Die in Montreal lebende Künstlerin Karen Tam setzt in ihren Installationen asiatische Kultur in einen westlichen Kontext, so zum Beispiel. 2015 im Montreal Museum of Fine Art hat sie einen chinesischen Curio Shop installiert und die Fragen nach Original und Fälschung gestellt. Immer stellt sie das Exotische der asiatischen Kulturen in den Fokus und nennt es „celebrating the Oriental gaze“. Karen Tam ist am Art Institute in Chicago als Bildhauerin ausgebildet und dazu hat sie einen PhD in Cultural Studies am Goldsmith Institute in London, University of London.
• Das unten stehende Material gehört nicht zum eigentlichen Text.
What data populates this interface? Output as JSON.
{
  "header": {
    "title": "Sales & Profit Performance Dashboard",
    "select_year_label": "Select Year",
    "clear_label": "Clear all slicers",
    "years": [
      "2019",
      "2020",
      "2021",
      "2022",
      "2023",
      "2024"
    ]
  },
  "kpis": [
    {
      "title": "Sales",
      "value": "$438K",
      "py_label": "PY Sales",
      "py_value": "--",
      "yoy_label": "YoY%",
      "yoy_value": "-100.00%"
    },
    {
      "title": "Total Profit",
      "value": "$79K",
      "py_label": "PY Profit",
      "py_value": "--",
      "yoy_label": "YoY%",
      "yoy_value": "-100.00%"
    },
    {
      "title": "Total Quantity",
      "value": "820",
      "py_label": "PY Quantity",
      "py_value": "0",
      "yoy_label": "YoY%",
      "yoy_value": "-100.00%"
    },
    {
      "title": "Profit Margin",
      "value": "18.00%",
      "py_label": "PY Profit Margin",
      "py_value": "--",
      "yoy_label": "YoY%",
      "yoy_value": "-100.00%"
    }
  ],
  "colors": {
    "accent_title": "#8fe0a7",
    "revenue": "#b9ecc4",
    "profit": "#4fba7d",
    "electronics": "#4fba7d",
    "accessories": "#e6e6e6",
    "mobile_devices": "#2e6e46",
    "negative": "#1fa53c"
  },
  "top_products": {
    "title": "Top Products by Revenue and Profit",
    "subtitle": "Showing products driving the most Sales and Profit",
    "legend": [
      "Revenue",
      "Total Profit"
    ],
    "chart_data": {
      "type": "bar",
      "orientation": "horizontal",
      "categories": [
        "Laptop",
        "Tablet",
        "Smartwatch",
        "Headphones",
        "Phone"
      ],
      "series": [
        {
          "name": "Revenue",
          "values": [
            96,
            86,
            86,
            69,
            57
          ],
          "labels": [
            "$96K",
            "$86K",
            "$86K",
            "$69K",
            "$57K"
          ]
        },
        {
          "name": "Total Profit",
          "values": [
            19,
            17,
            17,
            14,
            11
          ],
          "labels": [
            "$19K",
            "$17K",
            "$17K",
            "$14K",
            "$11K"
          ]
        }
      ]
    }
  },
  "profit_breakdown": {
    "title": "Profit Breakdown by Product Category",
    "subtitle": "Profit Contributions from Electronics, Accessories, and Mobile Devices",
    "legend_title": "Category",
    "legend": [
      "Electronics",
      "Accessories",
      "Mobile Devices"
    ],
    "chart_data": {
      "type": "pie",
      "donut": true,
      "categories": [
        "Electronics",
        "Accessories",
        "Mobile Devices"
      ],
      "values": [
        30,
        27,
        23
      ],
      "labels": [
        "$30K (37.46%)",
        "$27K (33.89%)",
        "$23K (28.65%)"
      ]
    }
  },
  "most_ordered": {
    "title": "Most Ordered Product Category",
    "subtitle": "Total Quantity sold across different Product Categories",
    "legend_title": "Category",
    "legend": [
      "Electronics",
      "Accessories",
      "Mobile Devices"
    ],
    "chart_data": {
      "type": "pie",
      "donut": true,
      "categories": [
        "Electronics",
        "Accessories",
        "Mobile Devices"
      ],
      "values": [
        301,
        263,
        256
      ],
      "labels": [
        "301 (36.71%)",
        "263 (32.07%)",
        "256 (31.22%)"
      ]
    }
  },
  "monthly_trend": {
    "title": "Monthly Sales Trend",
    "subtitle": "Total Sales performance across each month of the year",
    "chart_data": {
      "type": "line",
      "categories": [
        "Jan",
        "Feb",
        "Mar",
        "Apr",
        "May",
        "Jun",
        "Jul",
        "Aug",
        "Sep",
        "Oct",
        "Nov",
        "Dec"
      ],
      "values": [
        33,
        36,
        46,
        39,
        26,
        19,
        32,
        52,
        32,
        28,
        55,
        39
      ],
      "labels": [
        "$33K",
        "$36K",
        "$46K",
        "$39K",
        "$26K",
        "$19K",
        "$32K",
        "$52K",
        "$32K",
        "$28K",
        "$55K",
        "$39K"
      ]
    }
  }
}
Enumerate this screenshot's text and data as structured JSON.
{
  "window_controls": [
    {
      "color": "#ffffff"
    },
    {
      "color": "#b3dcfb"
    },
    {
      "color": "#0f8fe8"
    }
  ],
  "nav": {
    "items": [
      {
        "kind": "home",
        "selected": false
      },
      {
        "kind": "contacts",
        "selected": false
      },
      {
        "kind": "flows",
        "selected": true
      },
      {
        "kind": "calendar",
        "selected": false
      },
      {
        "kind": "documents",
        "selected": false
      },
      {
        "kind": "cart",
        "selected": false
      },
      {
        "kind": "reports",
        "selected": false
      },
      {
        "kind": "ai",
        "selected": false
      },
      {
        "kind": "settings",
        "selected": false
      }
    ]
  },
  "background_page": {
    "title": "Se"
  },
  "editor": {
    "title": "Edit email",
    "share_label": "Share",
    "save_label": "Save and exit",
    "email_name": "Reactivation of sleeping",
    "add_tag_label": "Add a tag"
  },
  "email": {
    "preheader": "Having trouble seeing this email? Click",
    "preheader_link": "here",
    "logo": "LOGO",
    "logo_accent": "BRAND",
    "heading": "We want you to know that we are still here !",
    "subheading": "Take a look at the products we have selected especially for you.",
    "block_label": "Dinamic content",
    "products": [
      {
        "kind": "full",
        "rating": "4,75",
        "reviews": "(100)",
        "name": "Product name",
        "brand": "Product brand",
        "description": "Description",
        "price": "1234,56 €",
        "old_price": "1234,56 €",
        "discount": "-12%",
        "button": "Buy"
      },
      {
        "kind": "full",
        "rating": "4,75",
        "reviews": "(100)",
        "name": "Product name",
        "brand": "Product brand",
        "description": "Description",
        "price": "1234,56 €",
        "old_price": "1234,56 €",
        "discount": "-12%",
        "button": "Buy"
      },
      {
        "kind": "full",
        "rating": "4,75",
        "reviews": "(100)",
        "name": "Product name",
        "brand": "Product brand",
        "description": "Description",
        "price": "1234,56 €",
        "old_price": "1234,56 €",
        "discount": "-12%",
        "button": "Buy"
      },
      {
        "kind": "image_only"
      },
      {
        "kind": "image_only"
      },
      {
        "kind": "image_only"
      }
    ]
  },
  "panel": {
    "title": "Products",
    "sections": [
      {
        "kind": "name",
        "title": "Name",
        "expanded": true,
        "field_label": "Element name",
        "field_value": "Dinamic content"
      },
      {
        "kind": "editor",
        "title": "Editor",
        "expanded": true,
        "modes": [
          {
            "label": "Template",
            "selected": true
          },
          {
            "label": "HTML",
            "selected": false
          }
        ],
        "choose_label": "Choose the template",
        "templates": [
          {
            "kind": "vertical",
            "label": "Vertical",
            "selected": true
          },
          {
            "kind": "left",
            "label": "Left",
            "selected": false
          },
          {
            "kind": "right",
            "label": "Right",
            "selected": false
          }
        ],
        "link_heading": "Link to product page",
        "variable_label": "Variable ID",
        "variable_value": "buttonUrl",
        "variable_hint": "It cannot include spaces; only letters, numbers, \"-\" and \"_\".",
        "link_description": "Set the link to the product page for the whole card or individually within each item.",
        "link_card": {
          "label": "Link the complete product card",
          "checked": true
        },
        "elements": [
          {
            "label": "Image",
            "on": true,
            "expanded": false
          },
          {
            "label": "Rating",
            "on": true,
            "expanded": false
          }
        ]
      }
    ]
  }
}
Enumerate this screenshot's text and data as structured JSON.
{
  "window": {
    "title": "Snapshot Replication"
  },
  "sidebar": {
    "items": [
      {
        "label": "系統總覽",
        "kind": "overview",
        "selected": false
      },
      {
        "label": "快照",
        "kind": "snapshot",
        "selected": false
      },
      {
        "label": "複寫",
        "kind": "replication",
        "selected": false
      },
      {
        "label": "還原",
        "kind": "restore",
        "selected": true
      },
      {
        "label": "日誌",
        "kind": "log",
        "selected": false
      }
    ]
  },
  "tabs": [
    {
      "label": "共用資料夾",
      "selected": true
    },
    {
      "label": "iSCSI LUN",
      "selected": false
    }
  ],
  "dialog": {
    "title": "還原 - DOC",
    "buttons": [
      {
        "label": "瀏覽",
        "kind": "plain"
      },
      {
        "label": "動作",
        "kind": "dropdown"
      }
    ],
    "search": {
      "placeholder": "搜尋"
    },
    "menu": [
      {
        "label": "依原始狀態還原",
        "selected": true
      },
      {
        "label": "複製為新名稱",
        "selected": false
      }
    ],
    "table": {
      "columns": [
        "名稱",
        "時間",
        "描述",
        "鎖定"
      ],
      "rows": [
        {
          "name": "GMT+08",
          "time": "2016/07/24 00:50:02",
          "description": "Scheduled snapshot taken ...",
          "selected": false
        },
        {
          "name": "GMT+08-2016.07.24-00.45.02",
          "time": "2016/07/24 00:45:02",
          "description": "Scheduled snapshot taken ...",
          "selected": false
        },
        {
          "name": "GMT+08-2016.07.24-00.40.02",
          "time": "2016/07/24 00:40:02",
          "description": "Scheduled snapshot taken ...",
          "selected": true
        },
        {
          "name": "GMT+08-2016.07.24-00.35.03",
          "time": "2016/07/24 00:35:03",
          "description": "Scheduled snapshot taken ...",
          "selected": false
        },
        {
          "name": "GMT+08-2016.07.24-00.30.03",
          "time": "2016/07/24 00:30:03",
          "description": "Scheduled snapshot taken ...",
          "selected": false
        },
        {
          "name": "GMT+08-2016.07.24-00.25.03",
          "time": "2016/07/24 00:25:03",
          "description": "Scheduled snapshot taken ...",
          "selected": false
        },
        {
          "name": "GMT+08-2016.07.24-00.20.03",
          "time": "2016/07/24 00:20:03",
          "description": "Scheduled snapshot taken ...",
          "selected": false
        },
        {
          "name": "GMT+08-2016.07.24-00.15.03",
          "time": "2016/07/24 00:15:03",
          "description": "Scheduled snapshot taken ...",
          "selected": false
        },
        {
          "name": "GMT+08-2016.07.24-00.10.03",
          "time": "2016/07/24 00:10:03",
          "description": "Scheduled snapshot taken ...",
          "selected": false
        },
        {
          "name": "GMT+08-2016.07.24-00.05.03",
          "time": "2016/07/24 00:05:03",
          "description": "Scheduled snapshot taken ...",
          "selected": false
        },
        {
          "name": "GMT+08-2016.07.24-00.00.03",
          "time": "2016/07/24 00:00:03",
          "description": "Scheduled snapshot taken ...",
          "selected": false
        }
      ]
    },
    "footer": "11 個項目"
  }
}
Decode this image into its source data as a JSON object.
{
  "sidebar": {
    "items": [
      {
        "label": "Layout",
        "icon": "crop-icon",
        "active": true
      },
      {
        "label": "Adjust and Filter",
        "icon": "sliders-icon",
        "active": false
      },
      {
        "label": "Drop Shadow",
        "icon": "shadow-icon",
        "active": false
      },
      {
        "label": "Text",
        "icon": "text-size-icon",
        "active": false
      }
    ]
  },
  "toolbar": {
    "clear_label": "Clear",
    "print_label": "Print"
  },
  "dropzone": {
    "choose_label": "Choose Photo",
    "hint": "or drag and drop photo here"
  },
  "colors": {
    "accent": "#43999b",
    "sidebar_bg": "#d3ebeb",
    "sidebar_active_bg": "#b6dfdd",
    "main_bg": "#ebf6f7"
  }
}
In dieser Ausstellung zeigt sie Scherenschnitte von chinesischen Figuren und Tieren in gestanzter Goldfolie, die stark an die verspielten Chinoiserien des 18. Jahrhunderts erinnern, aber durch die ironischen Titel, die Karen Tam wählt, Distanz zur Chinabegeisterung und -mode schafft. „We are saddened to learn of this tragic news“ ist der Titel zu einem Erhängten an Bambuszweigen – das Bild ist schon in sich ein Widerspruch, da Bambus sich durch die Last biegt und nicht das gewünschte Resultat bringt. Der Betrachter weiß nicht, ob es sich um einen erhängten Menschen handelt oder nicht. „The Chinese must go“ zeigt einen Chinesen, der an seinem Zopf von einem japanischen Soldaten in Uniform abgeführt wird Zugrunde liegt eine japanische Karrikatur aus dem sino-japansichen Krieg von 1894.
Ulrich Tillmann, ein Kölner Fotokünstler, der vor allem in deutschen Sammlungen vertreten ist, setzt auf einer s/w Fotografie einen ost-westlichen Dialog in Szene – ein Hund Schnautze an Schnautze mit einem chinesischen Porzellan-shishi aus dem 18. Jahrhundert, einem Löwenhund. Alle vier Künstler setzen sich in einem mimetischen oder ironischen Dialog mit der Chinoiserie-Tapisserie auseinander und lassen den Betrachter partizipieren und den Dialog weiterentwickeln.